Microsoft in Education Blog
By Anthony Salcito, Vice President of Worldwide Education
In the U.S., this week marks Teacher Appreciation Week and National Teacher Day. Countries around the world have designated similar days to recognize the critical work of educators - from Albania (March 2nd) to Vietnam (November 20th). But while a day (or week) of celebration is certainly in order, these once-a-year occurrences raise an important question: why aren't we thanking and recognizing our educators every day?
After all, it isn't hyperbole to state that society entrusts teachers with our future. Each day, we hand them our most precious and vulnerable citizens, trusting that they will help them to reach their full potential. We ask teachers to do so much, and yet we often tie their hands with too few resources, ever-growing demands and pay that, in many parts of the world - including the U.S. - is among the lowest of any professional group. At the same time, a large number of teachers will be retiring by the end of this decade, leaving thousands of important shoes to fill. With teacher recruitment programs like TEACH, Microsoft works hard to ensure that there is an influx of talented students entering the teaching workforce; these educator recruits will feed into the teaching talent pool to influence and shape the next generation of leaders.
In spite of these challenges, teachers continue to play a key role in shaping the next generation of leaders. I've been fortunate enough to get to know some of the finest and most committed educators in the world. And to honor our hard-working teachers in the U.S., I'd like to introduce you to four incredible educators who attended our recent Microsoft in Education Global Forum in Barcelona.
Kelli Etheredge - Mobile, Alabama
This former lawyer has been teaching multiple grade levels for 14 years. Kelly started a 1:1 learning program at her school on a voluntary basis, and is now responsible for helping her colleagues design innovative lessons to support 21st century learning. As a result of her time at Global Forum and the lasting connections she has made, Kelly is working with classrooms in ten countries including Austria, Canada, Cambodia, Columbia, Singapore and Uganda just to name a few, connecting students globally to the importance of service leadership and collaboration.
Patricia Ragan - Canastota, New York
Patricia has also been teaching for 14 years, and her high school business students benefit greatly from her creative approach to providing them with real-world experience. From a program modeled on TV's "The Apprentice," where students are tasked with supporting local charities, to her "Collaborative and Enterprise Opportunity (CEO)" program that bridges the gap between classroom and boardroom, Patricia demonstrates real leadership and a keen understanding of what students need to succeed in today's workplace.
Jamie Ewing - Seattle, Washington
Jamie came to teaching from menswear design, when a desire to do something more meaningful led to him to earn a Master's degree in education. Jamie has been teaching for seven years in a school with a large immigrant population speaking 75 different languages. This year, he connected his 5th grade students with a 5th grade class in Germany, and the two groups collaborated on a video titled "I Matter" that will be shown at a red carpet event at a local community theater.
Doug Bergman - Charleston, South Carolina
This 20-year veteran has taught computer science for the last 15 years. Doug's commitment to teaching the skills we know are vital to organizations' future hiring plans has resulted in a 300 percent increase in his school's computer science class size, including a quadrupling of female students. Doug uses the connections he's made through the Global Forum and other events to learn from teachers who are at the top of their game, and he generously gives back to this special global community.
These U.S.-based teachers and the millions that are part of the Microsoft Educators Network are dedicated not only to their students, but to advancing the teaching profession around the globe.

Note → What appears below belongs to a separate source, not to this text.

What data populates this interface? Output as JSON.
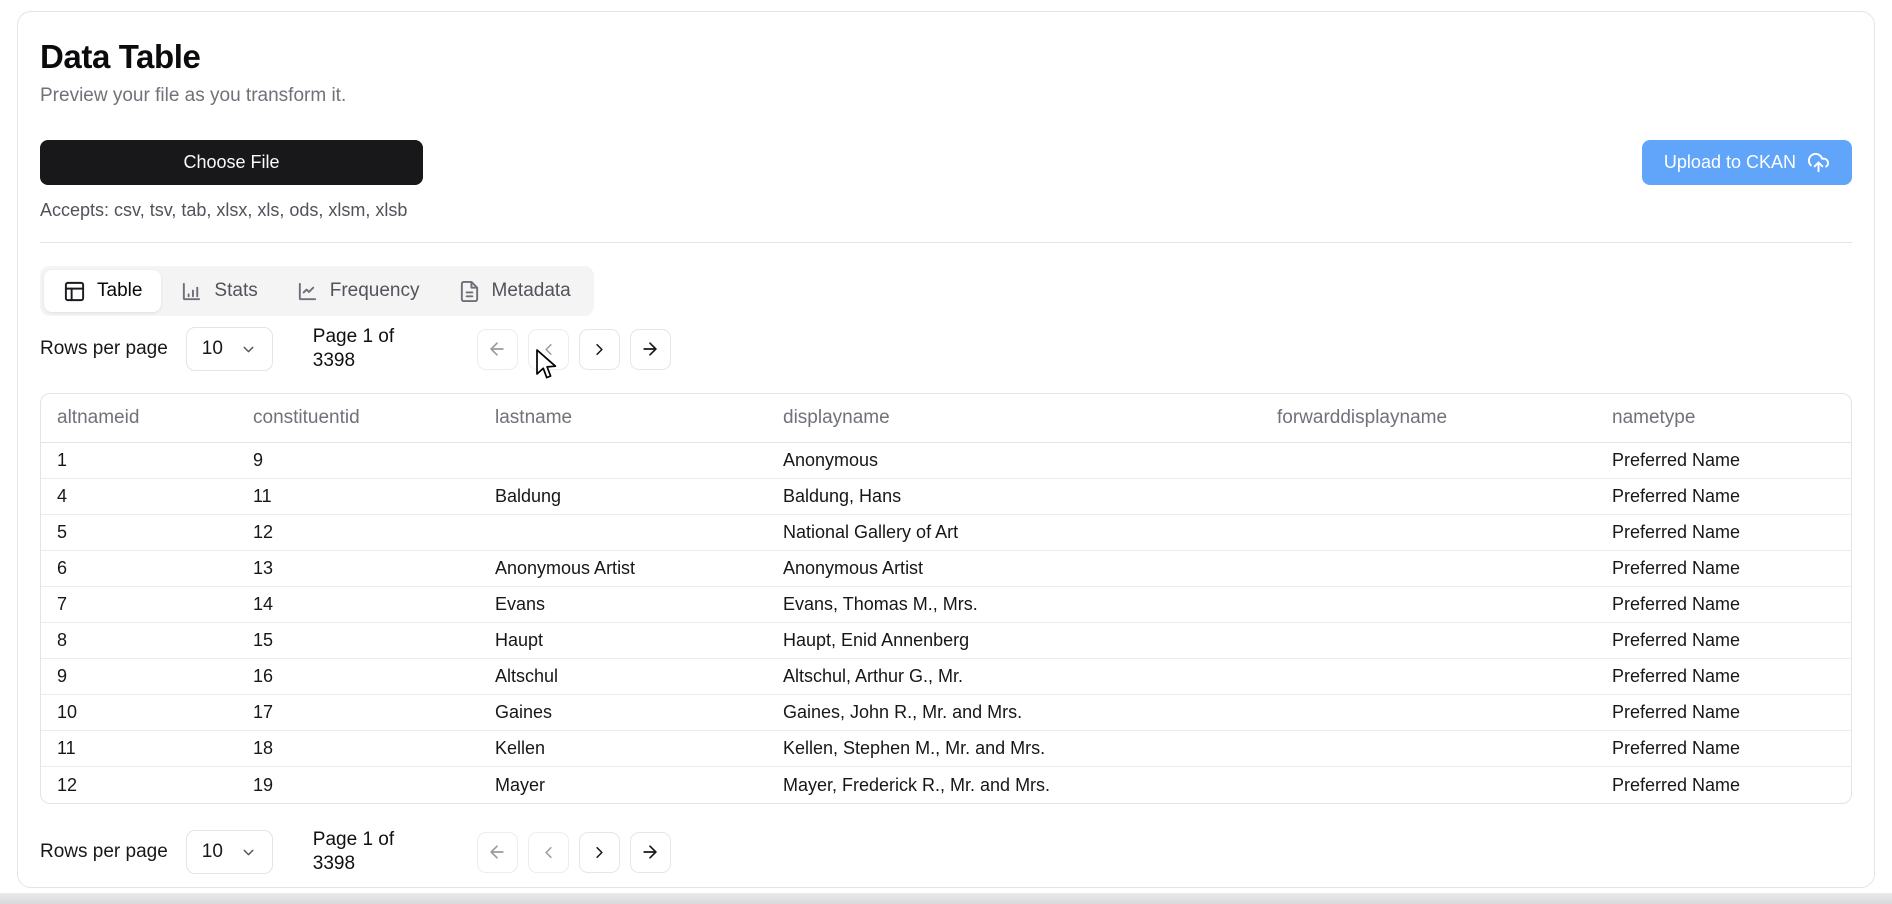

Working with their counterparts in cities, towns and villages on every continent, they represent the best qualities of the profession: commitment, innovation and the ability to triumph over adversity.

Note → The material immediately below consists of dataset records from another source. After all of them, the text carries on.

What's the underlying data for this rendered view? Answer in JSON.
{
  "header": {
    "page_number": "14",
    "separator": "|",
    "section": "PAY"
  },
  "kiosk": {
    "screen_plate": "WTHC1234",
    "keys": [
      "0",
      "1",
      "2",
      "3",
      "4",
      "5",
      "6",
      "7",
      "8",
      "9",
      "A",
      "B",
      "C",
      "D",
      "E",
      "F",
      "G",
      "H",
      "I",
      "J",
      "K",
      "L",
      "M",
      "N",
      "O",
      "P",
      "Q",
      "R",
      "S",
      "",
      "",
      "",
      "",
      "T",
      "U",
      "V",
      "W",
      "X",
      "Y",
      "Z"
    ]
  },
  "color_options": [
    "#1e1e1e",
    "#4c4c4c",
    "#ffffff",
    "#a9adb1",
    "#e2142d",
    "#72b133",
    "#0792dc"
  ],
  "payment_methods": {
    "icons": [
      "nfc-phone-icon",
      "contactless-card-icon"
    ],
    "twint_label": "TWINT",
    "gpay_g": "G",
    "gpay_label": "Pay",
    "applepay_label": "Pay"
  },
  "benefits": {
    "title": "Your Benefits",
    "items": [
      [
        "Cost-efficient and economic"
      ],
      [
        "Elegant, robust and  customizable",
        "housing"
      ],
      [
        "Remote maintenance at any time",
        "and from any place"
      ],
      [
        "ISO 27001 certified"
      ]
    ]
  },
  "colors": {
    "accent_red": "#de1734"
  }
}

While Teacher Appreciation Week gives us an excellent opportunity to recognize the invaluable contributions of educators, it's also a reminder for all of us - wherever we are -- to celebrate teachers every day of the year. I hope you'll join me in acknowledging the teachers who have made a real difference in your life, and in supporting those who will make a difference for our children.
in Egypt we try hard and hard To face our challenges like poverty dropping out of education I think the Egyptian teacher are facing many difficult issues more than any teacher in the world like the tradition methods in teaching and a huge number of students in classroom ,the poverty , literacy of the most of parents and lack of using the internet and it or ict in learning this make a lot of problems in education process and students aren't interested in learning so simply they dropped out of education
Of the most important problems facing education in Egypt, especially the industrial technical education is non-optimal use of modern technology used by all factories and companies in Egypt, so the industrial high school students face many difficulties in coping with the demands of the labour market and conflicts between the material they learned and what is on the ground.